The team determined that the finding was associated with the initiating events cornerstone and affected the cornerstone objective of limiting the likelihood of events that upset plant stability and challenge critical safety functions. Therefore, the finding was greater than minor. A significance determination process phase 1 screening was performed and the finding was determined to have very low safety significance, because it did not increase the likelihood of a loss of coolant accident initiator, and did not increase the likelihood of both a reactor trip and unavailability of mitigation equipment.

Enforcement.

Technical Specification 5.4.1.a requires that written procedures be established, implemented and maintained covering the activities specified in Regulatory Guide 1.33, Appendix A (1978). Regulatory Guide 1.33, Appendix A, requires that maintenance that can affect the performance of safety-related equipment should be properly pre-planned and performed in accordance with written procedures, documented instructions, or drawings appropriate to the circumstances. Because this failure to have adequate instructions is of very low safety significance and has been entered into the corrective action program as CRDR 2624427, this violation is being treated as an noncited violation, consistent with Section VI.A of the NRC Enforcement Policy: NCV 05000529/2004006-03, Inadequate procedure for pressurizer spray valve maintenance.

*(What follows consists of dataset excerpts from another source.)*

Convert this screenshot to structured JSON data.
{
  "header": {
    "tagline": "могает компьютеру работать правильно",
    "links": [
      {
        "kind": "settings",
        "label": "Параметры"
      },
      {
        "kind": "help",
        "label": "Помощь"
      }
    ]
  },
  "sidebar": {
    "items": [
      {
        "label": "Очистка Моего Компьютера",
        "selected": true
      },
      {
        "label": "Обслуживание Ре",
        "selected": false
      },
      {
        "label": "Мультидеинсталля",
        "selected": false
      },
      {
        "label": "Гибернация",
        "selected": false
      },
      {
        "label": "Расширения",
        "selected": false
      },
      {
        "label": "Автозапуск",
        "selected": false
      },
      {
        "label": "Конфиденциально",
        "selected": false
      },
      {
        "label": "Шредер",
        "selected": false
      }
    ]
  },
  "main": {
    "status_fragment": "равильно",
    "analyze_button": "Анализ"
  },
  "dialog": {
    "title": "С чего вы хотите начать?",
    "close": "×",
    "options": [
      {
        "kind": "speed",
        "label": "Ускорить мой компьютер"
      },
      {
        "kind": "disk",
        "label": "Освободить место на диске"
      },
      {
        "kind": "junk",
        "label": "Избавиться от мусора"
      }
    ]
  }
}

This will also close the applicable Licensee Event Report 05000529/2003-001-00.

b. (Closed) Unresolved Item 05000530/2003011-01: RCP 2A Seal Failure Root Cause Evaluation On July 28, 2003, in response to a grid disturbance, Unit 3 experienced a loss of nonvital power which resulted in the loss of all four reactor coolant pumps. Following the loss of the reactor coolant pumps, operators identified reactor coolant system leakage of approximately 1.7 gallons per minute due to a third stage seal failure on Reactor Coolant Pump RCP 2A. The licensee established plant conditions to terminate the leak and replace the degraded seal package. The equipment issue has been entered into the corrective action program as CRDR 2627059. This unresolved item was initiated pending a review of the root cause evaluation for the pump seal failure.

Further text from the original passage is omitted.